In the midst of all that I have read many articles, blogs, and social media posts in which people have been struggling to identify and deal with their feelings in the midst of all this topsy-turvy upset. It saddens me that so many articles—including this recent one in The Atlantic by David Frum—properly note how many of the unvaccinated are evangelical Christians.
At a meeting in my city last week, angry parents who refuse to allow their children to wear masks to school cloaked their position in the spiritual language of God-given freedom and faith and religious freedom of choice. Meanwhile, although most public school systems in my part of the state have required masks, the Christian school systems have almost uniformly refused to do so. And not a few observers sense that it is the political pressure of powerful right-wing donors and parents that are behind such a decision. At least one family I know of has gone so far as to pull their children from the Christian school as a result.

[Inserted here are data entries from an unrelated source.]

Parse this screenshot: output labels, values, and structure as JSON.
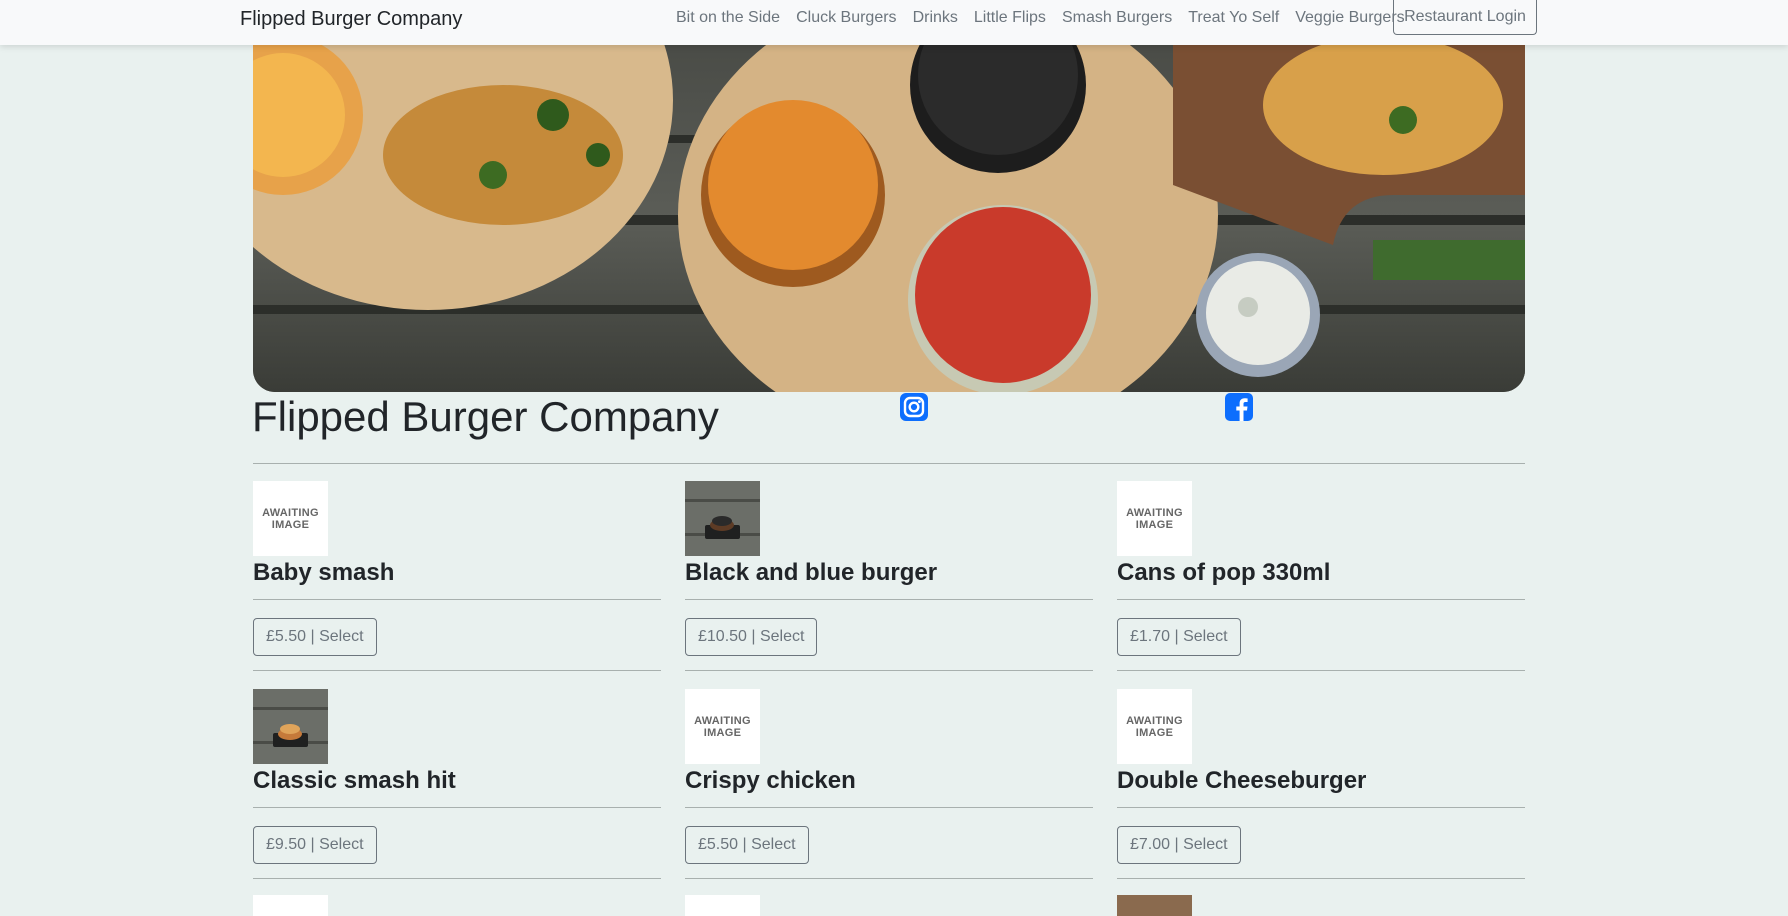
{
  "navbar": {
    "brand": "Flipped Burger Company",
    "links": [
      "Bit on the Side",
      "Cluck Burgers",
      "Drinks",
      "Little Flips",
      "Smash Burgers",
      "Treat Yo Self",
      "Veggie Burgers"
    ],
    "login_label": "Restaurant Login"
  },
  "page": {
    "title": "Flipped Burger Company",
    "social": {
      "instagram": "instagram-icon",
      "facebook": "facebook-icon"
    }
  },
  "awaiting_text": [
    "AWAITING",
    "IMAGE"
  ],
  "menu": {
    "items": [
      {
        "name": "Baby smash",
        "price_label": "£5.50 | Select",
        "image": "awaiting"
      },
      {
        "name": "Black and blue burger",
        "price_label": "£10.50 | Select",
        "image": "photo"
      },
      {
        "name": "Cans of pop 330ml",
        "price_label": "£1.70 | Select",
        "image": "awaiting"
      },
      {
        "name": "Classic smash hit",
        "price_label": "£9.50 | Select",
        "image": "photo"
      },
      {
        "name": "Crispy chicken",
        "price_label": "£5.50 | Select",
        "image": "awaiting"
      },
      {
        "name": "Double Cheeseburger",
        "price_label": "£7.00 | Select",
        "image": "awaiting"
      }
    ]
  },
  "colors": {
    "background": "#e9f1ef",
    "navbar": "#f8f9fa",
    "muted": "#6c757d",
    "social_blue": "#0d6efd"
  }
}
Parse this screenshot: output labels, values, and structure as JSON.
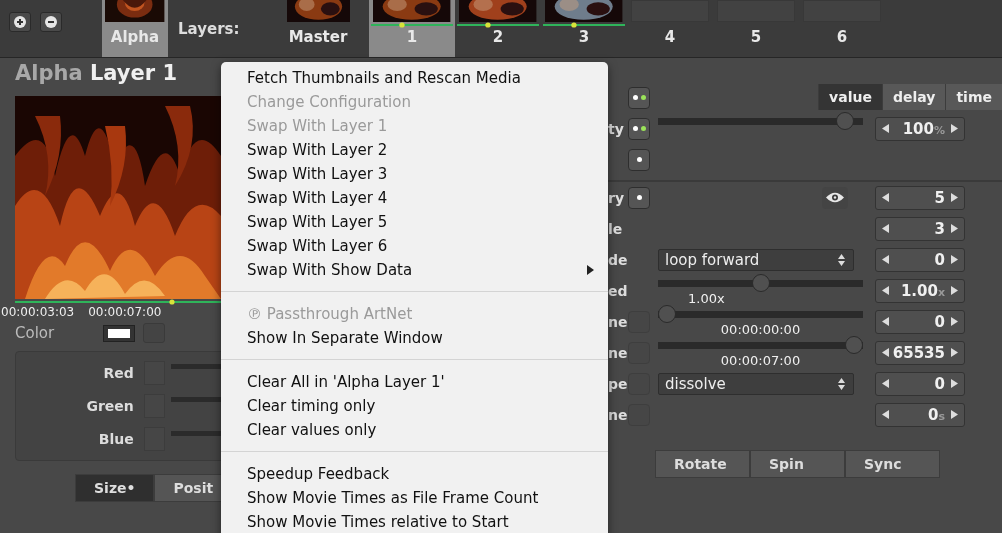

The feelings all of this has generated are often along the lines of anger, frustration, bitterness. I have felt all of that too. But, of course, none of those kinds of emotions live in the same neighborhood as the Fruit of the Spirit and so giving in to such sentiments does not feel like the right thing to do. If I am upset that the Christian school systems failed to set a good example of caring for our neighbors in preventing the spread of COVID, I cannot then turn around and spew out vitriol about all that because that hardly sets an example either. Jesus’s words about the need to forgive 70×70 times keep cropping up in my heart of late.
But as we soon turn the corner to the Fall season and leave this turbulent and disorienting summer behind, here are a couple musings that I share strictly for what it’s worth (and that may not be a lot I realize).
First, I am not going to make assumptions that paint all vaccine-resistant or vaccine-rejecting people with the same brush. If I have a chance to dialogue with these people, I want to listen first of all and try to understand. And in some cases, I may be moved to see that their reasons—while I may not agree—are not loopy or based only on all the misinformation out there. I will correct misinformation if I am in a solid place to do so but I am not going to reject dialogue and respectful sharing of ideas from the outset.
Second, however, eighteen months into this pandemic and ten or so months into having widely available vaccines, I am not going to stand silent if people cloak their views in the terms of faith or of what Jesus has told them to do. Near as I can tell, our Christian faith has nothing to do with those who reject COVID as a hoax. Christian faith per se has nothing to do with your own political views on what is or is not the appropriate role for civil governments to mandate or make law. Christian faith has nothing to do with whether you feel like wearing a mask or going along with a school that insists your child wear a mask in the classroom. Our Christian faith may offer us many angles and perspectives on these issues but to declare that a given position on the reality of COVID, the safety of vaccines, the efficacy of wearing masks is somehow a religious choice dictated by Christian faith is too extreme a view to leave unchallenged.
Those who have dragged the evangelical faith down into the muddy trenches of politicization seem to have had the biggest megaphones throughout this pandemic. It is time—with all due Christian civility and Christ-like gentleness—to grab the megaphone to promote a different message. People I know and I myself do not have THEE religious answer or viewpoint on these matters, either. So using a megaphone to make the same faith-based declaration in an opposing direction would be foolish and itself in need of challenging.
But that doesn’t mean on this final day of August 2021 that we cannot let people know that for Christians, there are multiple thoughtful ways to encounter all this with prayer, humility, and kindness.